The Nebraska Chapter of the National Association of Social Workers this month honored Khoudeida, 26, as “Citizen of the Year” for her work advocating on behalf of people on the other side of the world.

Her close friend and fellow social worker Christie Abdul is impressed with her dedication to the Yazidi cause.

“She is just very inspiring in how she is so passionate about what is happening there,” Abdul said.

Though she has lived in Lincoln since her early teenage years, Khoudeida was born and raised in a refugee camp in Syria after her family fled persecution by Iraqi dictator Saddam Hussein.

“Having lived in the same conditions … I feel deeply and emotionally connected to the Yazidi cause,” she said.

Khoudeida has had cellphone contact with some of the Yazidi girls taken by Islamic State to be used as sex slaves, and she said she remembers one in particular.

“She was with another 40 Yazidi women and children who were being held in one of the buildings, and she would tell me that the ISIS fighters came and took another girl,” Khoudeida said.

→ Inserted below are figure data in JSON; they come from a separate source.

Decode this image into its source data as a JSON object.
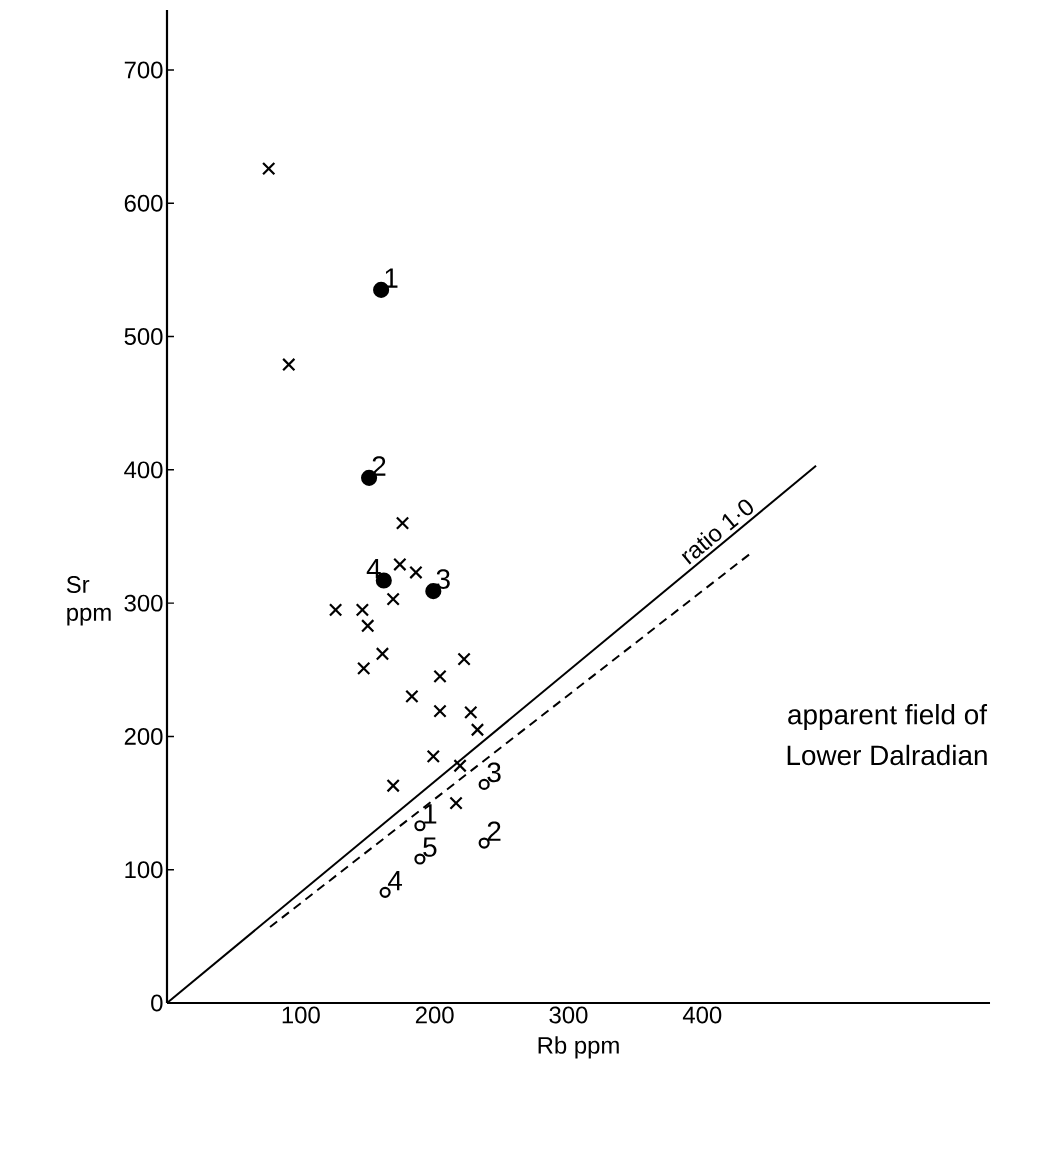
{
  "chart_data": {
    "type": "scatter",
    "xlabel": "Rb   ppm",
    "ylabel": "Sr ppm",
    "xlim": [
      0,
      615
    ],
    "ylim": [
      0,
      745
    ],
    "xticks": [
      100,
      200,
      300,
      400
    ],
    "yticks": [
      0,
      100,
      200,
      300,
      400,
      500,
      600,
      700
    ],
    "grid": false,
    "legend": false,
    "annotations": [
      "apparent field of",
      "Lower Dalradian",
      {
        "text": "1",
        "x": 160,
        "y": 535
      },
      {
        "text": "2",
        "x": 151,
        "y": 394
      },
      {
        "text": "3",
        "x": 199,
        "y": 309
      },
      {
        "text": "4",
        "x": 162,
        "y": 317
      },
      {
        "text": "1",
        "x": 189,
        "y": 133
      },
      {
        "text": "2",
        "x": 237,
        "y": 120
      },
      {
        "text": "3",
        "x": 237,
        "y": 164
      },
      {
        "text": "4",
        "x": 163,
        "y": 83
      },
      {
        "text": "5",
        "x": 189,
        "y": 108
      }
    ],
    "series": [
      {
        "marker": "cross",
        "color": "#000000",
        "x": [
          76,
          91,
          176,
          174,
          186,
          169,
          126,
          146,
          150,
          161,
          147,
          222,
          204,
          183,
          204,
          227,
          232,
          199,
          219,
          169,
          216
        ],
        "values": [
          626,
          479,
          360,
          329,
          323,
          303,
          295,
          295,
          283,
          262,
          251,
          258,
          245,
          230,
          219,
          218,
          205,
          185,
          178,
          163,
          150
        ]
      },
      {
        "marker": "circle",
        "color": "#000000",
        "x": [
          160,
          151,
          199,
          162
        ],
        "values": [
          535,
          394,
          309,
          317
        ]
      },
      {
        "marker": "circle",
        "color": "#000000",
        "x": [
          189,
          237,
          237,
          163,
          189
        ],
        "values": [
          133,
          120,
          164,
          83,
          108
        ]
      },
      {
        "type": "line",
        "name": "ratio 1·0",
        "line_style": "solid",
        "marker": "none",
        "color": "#000000",
        "x": [
          0,
          485
        ],
        "values": [
          0,
          403
        ]
      },
      {
        "type": "line",
        "line_style": "dashed",
        "marker": "none",
        "color": "#000000",
        "x": [
          77,
          437
        ],
        "values": [
          57,
          338
        ]
      }
    ]
  }
}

But appeals to the U.S. and other countries to rescue the captive Yazidis failed.

“One day I called and her sister answered the phone," Khoudeida said. "I thought it was the same person I had been talking to, and she said, 'No, I am her sister. My sister was actually just sold off yesterday to an ISIS fighter.’ ”

Some women have managed to escape, but the punishment for those who are caught can be torture or worse.

“One woman who tried to escape, they caught her, brought her back and cut off her two legs,” Khoudeida said.

Through Yazda, a group Khoudeida and some other American Yazidis formed last year, she continues to seek help for the estimated 3,000 Yazidi women and girls who remain under the brutal control of Islamic State.